According to Candace Wark (MAE ’88), former doctoral student and a current colleague of Nagib, he allowed her a lot of independence during her doctoral work and provided travel funds that enabled her to present at scholarly conferences.

The reputation and facilities of the Fluid Dynamics Research Center that Nagib directed were the reasons why Wark joined the faculty after completing her doctorate.

And as a young faculty member, she continued to receive support from Nagib.

“He provided the tools and motivation for me to teach, secure funding, and publish so that I could become a successful faculty member,” says Wark, now associate dean of Armour College of Engineering.

The Constant Factor

Hassan Nagib is rapidly approaching the 40th anniversary of his first visit to IIT, but his passion for research, teaching, and tackling knotty issues remains undimmed.

He continues to travel widely, visiting more than a dozen countries during a recent three-month stint, and serves as co-adviser to students in some of the very same countries where he worked and studied in his youth. Last year he was elected as a fellow of the American Institute of Aeronautics and Astronautics, an honor bestowed upon the most respected individuals in the aerospace industry.

Nagib also co-directs an ambitious effort to answer an unresolved question. The answer—the universality of the von Kármán Constant—could have substantial consequences for all turbulent flows adjacent to surfaces. The constant value of the logarithmic wind profile in the surface layer, the von Kármán Constant has long been held to have a value of .40, plus or minus .01.

Because Nagib is not convinced, he is heading the Center for International Cooperation in Long Pipe Experiments, or CICLoPE, project in Bologna, Italy, to crack the problem.

Working with a team of scholars from Italy, Sweden, Switzerland, England, Germany, Australia, Japan, and the United States, Nagib will record detailed turbulence measurements in combination with computational efforts to provide a focus of activity for leading international researchers in the field of wall-bounded turbulent flows.

Occurring in long tunnels built during the period between World War I and II, his research could have industrial applications and facilitate confirmation of the von Kármán Constant’s validity.

The quest has scientific and personal dimensions for Nagib, who calls von Kármán his intellectual grandfather.
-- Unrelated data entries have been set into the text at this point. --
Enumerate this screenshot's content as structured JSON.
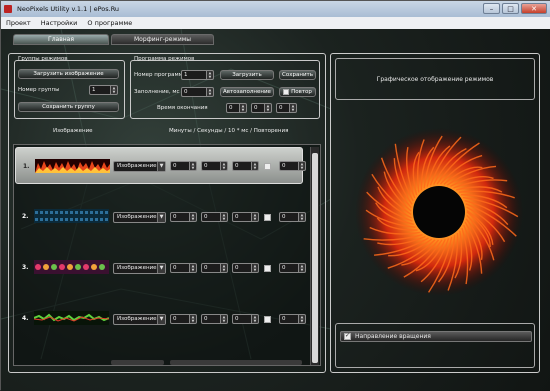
{
  "window": {
    "title": "NeoPixels Utility v.1.1 | ePos.Ru",
    "minimize": "–",
    "maximize": "□",
    "close": "✕"
  },
  "menu": [
    "Проект",
    "Настройки",
    "О программе"
  ],
  "tabs": [
    {
      "label": "Главная",
      "active": true
    },
    {
      "label": "Морфинг-режимы",
      "active": false
    }
  ],
  "groups_panel": {
    "title": "Группы режимов",
    "load_image_button": "Загрузить изображение",
    "group_number_label": "Номер группы",
    "group_number_value": "1",
    "save_group_button": "Сохранить группу"
  },
  "programs_panel": {
    "title": "Программа режимов",
    "program_number_label": "Номер программы",
    "program_number_value": "1",
    "load_button": "Загрузить",
    "save_button": "Сохранить",
    "fill_label": "Заполнение, мс",
    "fill_value": "0",
    "autofill_button": "Автозаполнение",
    "repeat_label": "Повтор",
    "end_time_label": "Время окончания",
    "end_time_values": [
      "0",
      "0",
      "0"
    ]
  },
  "list_headers": {
    "image": "Изображение",
    "timing": "Минуты / Секунды / 10 * мс / Повторения"
  },
  "rows": [
    {
      "num": "1.",
      "mode": "Изображение",
      "values": [
        "0",
        "0",
        "0",
        "0"
      ],
      "selected": true
    },
    {
      "num": "2.",
      "mode": "Изображение",
      "values": [
        "0",
        "0",
        "0",
        "0"
      ],
      "selected": false
    },
    {
      "num": "3.",
      "mode": "Изображение",
      "values": [
        "0",
        "0",
        "0",
        "0"
      ],
      "selected": false
    },
    {
      "num": "4.",
      "mode": "Изображение",
      "values": [
        "0",
        "0",
        "0",
        "0"
      ],
      "selected": false
    }
  ],
  "preview": {
    "title": "Графическое отображение режимов",
    "rotation_label": "Направление вращения",
    "rotation_checked": true
  }
}
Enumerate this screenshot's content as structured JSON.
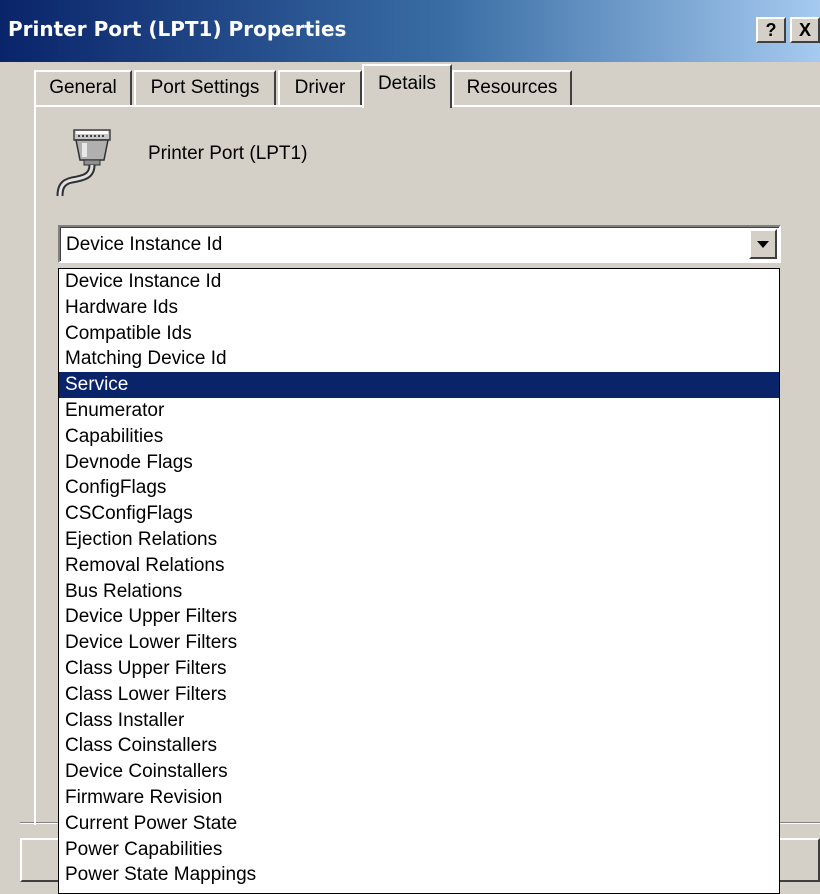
{
  "window": {
    "title": "Printer Port (LPT1) Properties",
    "help_label": "?",
    "close_label": "X"
  },
  "tabs": [
    {
      "label": "General"
    },
    {
      "label": "Port Settings"
    },
    {
      "label": "Driver"
    },
    {
      "label": "Details",
      "active": true
    },
    {
      "label": "Resources"
    }
  ],
  "device": {
    "name": "Printer Port (LPT1)",
    "icon": "parallel-port-icon"
  },
  "property_combo": {
    "value": "Device Instance Id",
    "options": [
      "Device Instance Id",
      "Hardware Ids",
      "Compatible Ids",
      "Matching Device Id",
      "Service",
      "Enumerator",
      "Capabilities",
      "Devnode Flags",
      "ConfigFlags",
      "CSConfigFlags",
      "Ejection Relations",
      "Removal Relations",
      "Bus Relations",
      "Device Upper Filters",
      "Device Lower Filters",
      "Class Upper Filters",
      "Class Lower Filters",
      "Class Installer",
      "Class Coinstallers",
      "Device Coinstallers",
      "Firmware Revision",
      "Current Power State",
      "Power Capabilities",
      "Power State Mappings"
    ],
    "highlighted": "Service"
  },
  "colors": {
    "title_bar_start": "#0a246a",
    "title_bar_end": "#a6caf0",
    "dialog_face": "#d4d0c8",
    "selection": "#0a246a"
  }
}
One of Theodore von Kármán’s students at California Institute of Technology was the late Andrew Fejer. Fejer, in turn, mentored Nagib during his undergraduate and graduate career at IIT as well as during his years as a fledgling scholar.

Unearthing and proving the answer could take five years, Nagib says, while understanding and modeling the correct information could last another decade.

Nagib is confident that by that time he will have left the university. “I’ll be out of this business,” he says, smiling. “I’ll just watch the young guys do it.”

Jeff Kelly Lowenstein is a writer based in Evanston, Ill.